Maserati Tires By Vehicle Model

Choose from the small selection of Maserati brand vehicles from the list below, to see which tires offer the best performance for your local driving environment.

  • Ghibli
  • GranTurismo
  • GT Convertible
  • Levante
  • Quattroporte

The History Of Maserati

Three brothers, Ettore, Ernesto, and Alfieri Maserati founded the Officine Alfieri Maserati SA in Bologna, Italy in December of 1914. The company began producing spark plugs, which became the company’s first major product; a stark contrast to what the company offers today. During World War I, Maserati began to produce various devices for aircraft engines. Before officially sitting down with his brothers and coming up with ideas to produce their very first automobile, Alfieri Maserati was busy driving race cars for other manufacturers. In 1926, Maserati officially released the Tipo 26, but that wouldn’t be the best that Maserati had to offer in the 20s.

The first mammoth that Maserati would produce would come in 1929 in the form of the V4, a racer that boasted a 16-cylinder engine and ran up to speeds of 154 miles per hour. Maserati was on its way to stardom and the proof was in the V4.

The 8-cylinder 8CM model Maserati would further bolster the company’s name and reputation when the Italian driver, Tazio Nuvolari went on to win races for the brand in 1933 and 1934. The Maserati brothers would eventually sell their brand to an industrialist by the name of Aldofo Orsi, whose financial contributions would help Maserati continue its legacy of producing high-performance racecars.

Maserati would receive even more recognition when American racer Wilbur Shaw drove the Maserati 8CTF “Boyle Special” to consecutive victories in the 1939 and 1940 Indianapolis 500s. A few years later, after World War II, Maserati would expand into the luxury automotive market, producing its first sports models and GT models. Not wanting to abandon its success on the racing market, Maserati continued to focus on the production of its racecars as well.
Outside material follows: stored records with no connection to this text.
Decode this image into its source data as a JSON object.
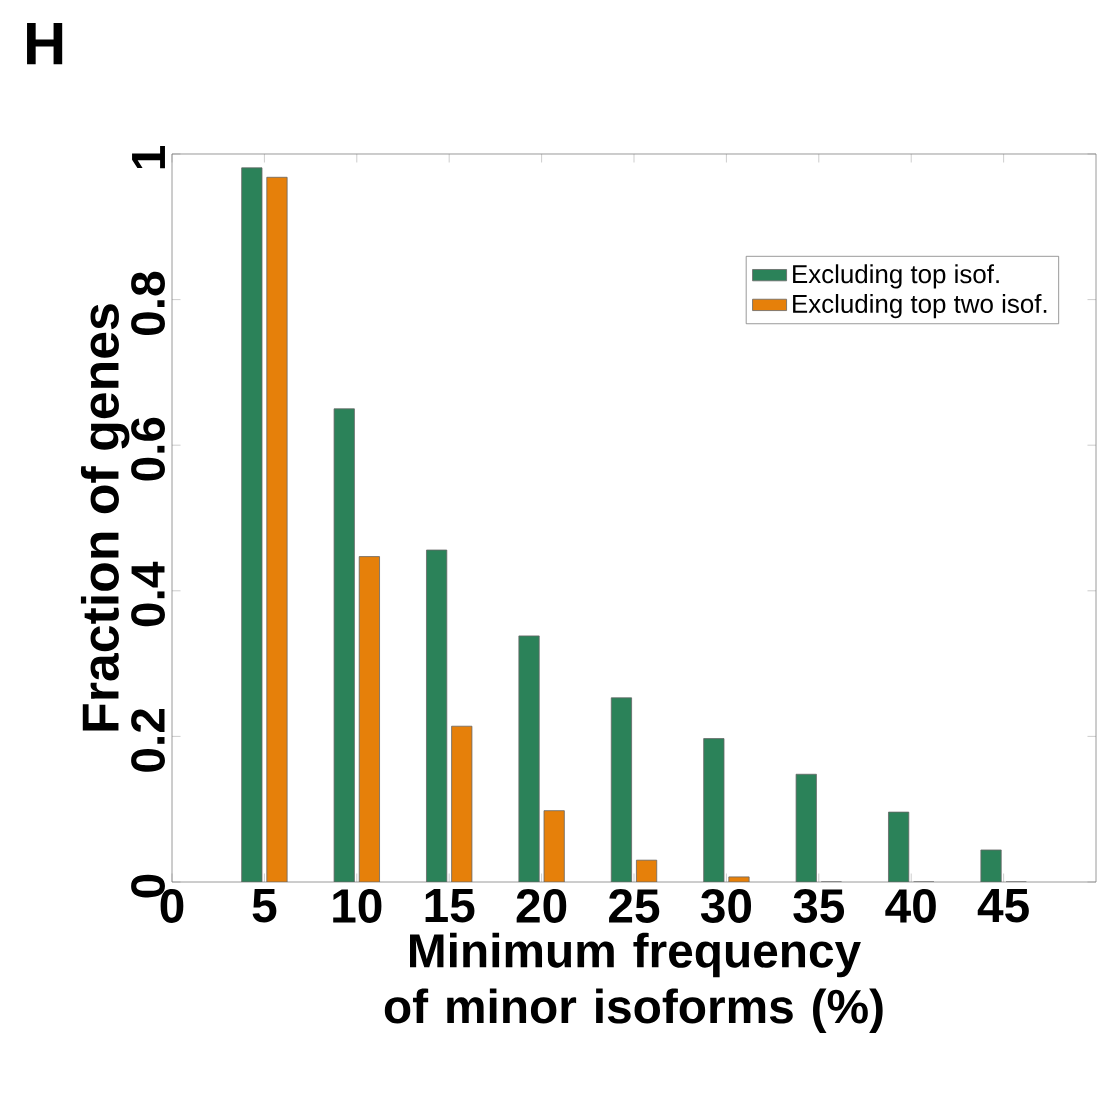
{
  "chart_data": {
    "type": "bar",
    "annotations": [
      "H"
    ],
    "xlabel": "Minimum frequency of minor isoforms (%)",
    "ylabel": "Fraction of genes",
    "x": [
      5,
      10,
      15,
      20,
      25,
      30,
      35,
      40,
      45
    ],
    "series": [
      {
        "name": "Excluding top isof.",
        "color": "#2b8259",
        "values": [
          0.981,
          0.65,
          0.456,
          0.338,
          0.253,
          0.197,
          0.148,
          0.096,
          0.044
        ]
      },
      {
        "name": "Excluding top two isof.",
        "color": "#e6800a",
        "values": [
          0.968,
          0.447,
          0.214,
          0.098,
          0.03,
          0.007,
          0,
          0,
          0
        ]
      }
    ],
    "xlim": [
      0,
      50
    ],
    "xticks": [
      0,
      5,
      10,
      15,
      20,
      25,
      30,
      35,
      40,
      45
    ],
    "ylim": [
      0,
      1
    ],
    "yticks": [
      0,
      0.2,
      0.4,
      0.6,
      0.8,
      1
    ],
    "legend": "top right",
    "grid": false
  }
}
Maserati would continue its success in both markets and by 1971 the company had produced the Bora, a high-performance mid-engine. Wanting to take a stab at the American market, Maserati teamed up with Chrysler to produce the Chrysler TC, but the joint venture was unsuccessful, and Maserati would have to wait sometime before exploring the U.S again.

In 1993, Maserati would be purchased by Fiat, where the company would lie dormant for 9 years before re-entering the American market with the Spyder, which was a stylish and gorgeous GT coupe. In 2005, 3 years after the release of the Spyder, Maserati became the official luxury brand for Fiat.

Since then, Maserati has piled up the awards for provided the automotive industry and its consumers with incredibly beautiful designs and impressive high-performance specs that come standard with every model it offers. Maserati has since ventured into transforming the idea of a luxury automobile, mixing in even more elements of their racing roots into their more current models.

Maserati started off in the world of automotive racing, but they were able to break into the automotive industry by combining its proud history with the creativity of its industry-best design team. Maserati still produces luxury autos that can be enjoyed both on and off the track.